Cambodia | Government policy reversals bring good news for Lomphat Wildlife Sanctuary

“What’s happening to my home?” If birds think rationally (and there’s evidence to suggest they can) then this thought may have been in the heads of a family of Sarus Cranes as they stood, powerless, watching monster machinery tear up their habitat. Sovannarith Thol was at the scene a few years ago: “Many people know that habitat loss is the biggest cause of extinction, but they are distanced from the reality,” says the Lomphat Wildlife Sanctuary Project Manager from the BirdLife Cambodia Programme. “Seeing birds witness this destruction in front of their eyes made it painfully real.”

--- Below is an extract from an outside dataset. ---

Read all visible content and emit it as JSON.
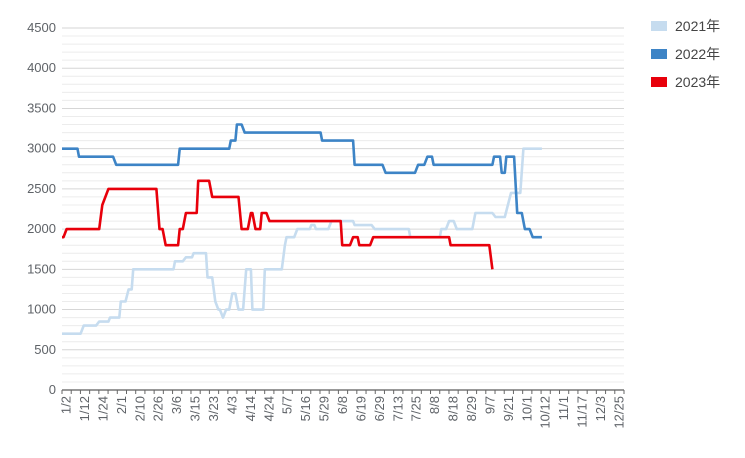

Sarus Cranes Antigone antigone (Vulnerable) are spectacularly impressive; reaching up to six feet tall with a wingspan of about eight feet, they are the world’s tallest flying birds. And at Lomphat Wildlife Sanctuary in Cambodia, they’re in good company: birds here are big. Also stalking through the marshes are Greater and Lesser Adjutants Leptoptilos dubius and Leptoptilos javanicus, (Endangered and Vulnerable) and Green Peafowl Pavo muticus (Endangered), imposing in their own foreboding and beautiful ways and all standing at over a metre tall.